At the time, Bardsley said he felt the move created an unfair advantage for Narkewicz, “but that’s the way it goes. I’ve anticipated that this was going to happen for some time now.” In fact, Bardsley predicted that Higgins wouldn’t serve her full term even before she defeated him by 344 votes in 2009. The issue came up during a mayoral debate that fall, with Higgins saying she planned to serve her full term.
In early August, John Andrulis, a Northampton Republican, wrote a letter to the Daily Hampshire Gazette relating concerns he’d heard from residents that Higgins’ decision to leave office early amounted to “a crass political maneuver to aid in the election of her favored candidate.” It was a move that could, he wrote, “add 5 to 10 percent to a candidate’s vote.” While Andrulis, an economics professor, said he didn’t believe Higgins would “stoop so low,” he was “writing to bring this whispering out in the open,” and to propose that Narkewicz “squelch this rumor” by resigning as Council president, thus avoiding “the prospect of a neophyte acting mayor engaged in a full-time election.”
Narkewicz did not heed Andrulis’ suggestion, and took over the job of acting mayor last week. His opponent, meanwhile, continues to make his case to voters, using the campaign slogan “A mayor should be elected, not selected.”

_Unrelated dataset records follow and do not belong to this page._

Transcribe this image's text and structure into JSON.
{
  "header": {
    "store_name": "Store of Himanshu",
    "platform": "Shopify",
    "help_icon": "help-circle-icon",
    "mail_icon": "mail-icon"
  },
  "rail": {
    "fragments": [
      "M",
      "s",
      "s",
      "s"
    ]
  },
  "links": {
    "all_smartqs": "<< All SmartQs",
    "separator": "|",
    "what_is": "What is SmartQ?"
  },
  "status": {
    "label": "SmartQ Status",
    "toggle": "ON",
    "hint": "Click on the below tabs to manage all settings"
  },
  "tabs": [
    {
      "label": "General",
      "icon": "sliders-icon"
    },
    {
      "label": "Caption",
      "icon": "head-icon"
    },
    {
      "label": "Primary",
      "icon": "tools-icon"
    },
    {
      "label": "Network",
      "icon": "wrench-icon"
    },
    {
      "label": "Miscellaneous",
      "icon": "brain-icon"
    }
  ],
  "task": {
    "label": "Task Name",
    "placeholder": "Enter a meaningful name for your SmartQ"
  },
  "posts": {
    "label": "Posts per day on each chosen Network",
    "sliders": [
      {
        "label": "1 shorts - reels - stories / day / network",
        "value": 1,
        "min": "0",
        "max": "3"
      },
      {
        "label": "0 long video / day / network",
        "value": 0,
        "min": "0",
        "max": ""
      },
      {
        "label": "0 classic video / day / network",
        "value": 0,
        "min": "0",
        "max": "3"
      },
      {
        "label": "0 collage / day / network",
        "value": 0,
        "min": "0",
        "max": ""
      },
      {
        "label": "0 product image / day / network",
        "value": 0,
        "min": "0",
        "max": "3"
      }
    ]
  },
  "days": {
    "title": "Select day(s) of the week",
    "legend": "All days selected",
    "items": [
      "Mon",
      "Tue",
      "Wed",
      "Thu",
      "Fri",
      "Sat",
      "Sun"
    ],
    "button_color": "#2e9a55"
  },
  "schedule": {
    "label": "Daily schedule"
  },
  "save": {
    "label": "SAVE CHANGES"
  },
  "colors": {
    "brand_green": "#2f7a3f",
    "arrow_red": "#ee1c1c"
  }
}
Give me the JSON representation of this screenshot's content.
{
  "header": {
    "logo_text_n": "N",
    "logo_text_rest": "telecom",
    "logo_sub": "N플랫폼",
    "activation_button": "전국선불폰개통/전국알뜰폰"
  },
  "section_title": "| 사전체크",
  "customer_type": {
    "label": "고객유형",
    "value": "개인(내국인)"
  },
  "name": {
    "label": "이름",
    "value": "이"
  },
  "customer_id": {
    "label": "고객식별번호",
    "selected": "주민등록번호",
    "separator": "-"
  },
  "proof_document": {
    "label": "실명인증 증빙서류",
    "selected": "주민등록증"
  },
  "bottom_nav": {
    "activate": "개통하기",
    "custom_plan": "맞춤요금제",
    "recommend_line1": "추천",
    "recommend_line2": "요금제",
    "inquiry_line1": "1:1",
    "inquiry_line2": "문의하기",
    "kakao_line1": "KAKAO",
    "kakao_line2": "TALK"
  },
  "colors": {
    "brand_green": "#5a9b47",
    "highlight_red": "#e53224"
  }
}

It is unfortunate that Narkewicz now finds himself saddled with the extra baggage of Higgins’ badly timed departure. No matter how unfair it might be, Narkewicz will appear to some voters as Higgins’ man, as her clone or crony. To the degree that he is sincere in his desire to make Northampton City Hall a healthier, more transparent and publicly accountable place, being saddled with baggage from the Higgins administration will, even if he is elected, make the job of healing deep and widening divisions in the polity more difficult.
I have watched Higgins’ career with a lot of interest. Like a lot of people, I was very impressed with her when she was on the City Council and in her early days as mayor. Like a lot of people, I found my interactions with her increasingly uncomfortable the longer she was in office, particularly after I wrote pieces critical of her or her policies. Though I occasionally disagreed with specific policies or actions—her support for expanding the city’s landfill over an aquifer; her support for a hotel development at Pulaski Park; her handling of a public records controversy in the summer of 2009—I became increasingly critical of her style, which seemed to lack the sort of humility that might have made even people she disagreed with feel respected and listened to. When I would share my reservations with some of her political supporters, I often heard that what I was really seeing was Higgins’ natural reticence, her natural ambivalence about having to do the things politicians do to keep getting elected.
I didn’t buy it then, and I don’t buy it now.
Why, one wonders, did Higgins run for a sixth term if she wasn’t going to finish it? Alas, we probably can never know for sure. But whatever the reality, the perception—the “appearance” of the matter, which is an important concept in the adjudication of ethical issues in the public realm—will not flatter her in the eyes of many voters, who will see it as a political move to help Narkewicz or to hurt her one-time-friend-now-nemesis Bardsley, or as a sign that, in the end, Higgins cared less about Northampton than her next career move.
Whether you take Clare Higgins’ early departure on its face or look for deeper political intrigue, her exit will be seen by many as a classic Higgins move, one that, in the name of helping fight for underprivileged people, reads also as a demonstration of her determination to call the tune, to leave on her own terms and on her own timeline without regard for her city’s needs or the abstract concept of fairness.